HC Deb 04 December 1968 vol 774 cc1502-3
6. Mr. Gordon Campbell

asked the Secretary of State for Scotland if he will make a statement on the latest position reached in relation to implementation of the White Paper on the Scottish Economy published in January, 1966.

50. Mr. MacArthur

asked the Secretary of State for Scotland if he will publish a White Paper setting out the progress that has been made towards meeting the employment targets published in The Scottish Economy, Command Paper No. 2864.

54. Earl of Dalkeith

asked the Secretary of State for Scotland whether he will now make an interim progress report on the implementation of the 1966 White Paper on the Scottish Economy.

Mr. Ross

I refer hon. Gentlemen to my replies to the hon. Members for Moray and Nairn (Mr. Gordon Campbell) and Perth and East Perthshire (Mr. MacArthur) on 23rd October.—[Vol. 770, c. 1268–9, 1260.]

Mr. Campbell

Will the Secretary of State now be honest with Scotland and admit, as with the National Plan, that the assumptions have changed, that little growth has taken place and that the results so far, especially with jobs, are very different from the targets?

Mr. Ross

We hear all that every week. The hon. Member will not look facts in the face. If he would even read this morning's Press he would have seen the report of Sir Robert Maclean, the Chairman of the Scottish Industrial Estates Corporation, in which he points out that he has been letting factories at the rate of one a week over the last year. If he reads that, the hon. Member will appreciate that we have considerably changed the whole pattern and basis of Scottish industry.

Mr. MacArthur

The right hon. Gentleman will not recognise the fact which is staring him in the face—that employment in Scotland has dropped by about 30,000 people since the publication of the notorious Plan, compared with a forecast of an increase of 60,000 jobs by 1970. In the light of that, will he not leave this mood of total and unacceptable complacency and get on with the job of improving employment prospects in Scotland?

Mr. Ross

I assure the hon. Member that there is no complacency on this side of the House. The successful efforts which we have been making to get new industry in Scotland are an indication of that.

Earl of Dalkeith

What steps is the right hon. Gentleman trying to take to bring back to Scotland some of the 168,000 net emigrants who have gone from Scotland during his period of office?

Mr. Rankin

Do away with landlords.

Mr. Ross

I assure the hon. Member that if he looks at the most recently published figures for net emigration he will find that they are the best since about 1950. If the hon. Member had shown the same interest in this subject while his party was allowing this emigration to go on without doing anything about it,

I should feel better satisfied by his questions.

Mr. Woodburn

Will my right hon. Friend be very careful about the idea of bringing back all the Scottish emigrants, since about 20 million of them are said to be abroad?

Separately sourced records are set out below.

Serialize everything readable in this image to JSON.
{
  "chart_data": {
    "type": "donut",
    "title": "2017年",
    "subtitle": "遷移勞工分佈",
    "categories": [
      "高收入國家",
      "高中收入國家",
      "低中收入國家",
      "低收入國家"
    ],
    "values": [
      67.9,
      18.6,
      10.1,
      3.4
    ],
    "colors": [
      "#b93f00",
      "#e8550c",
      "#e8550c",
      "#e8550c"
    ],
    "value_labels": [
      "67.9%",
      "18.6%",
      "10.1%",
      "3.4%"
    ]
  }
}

Is he aware that at this moment it is impossible, and for some time it has been impossible, to get skilled engineers to fill the jobs which are open in Scotland for them as well as for many other workers?

Mr. Ross

My right hon. Friend puts the situation into proper perspective. I thought for a moment that he was about to tell me that most of the emigrants went from the Buccleuch Estates.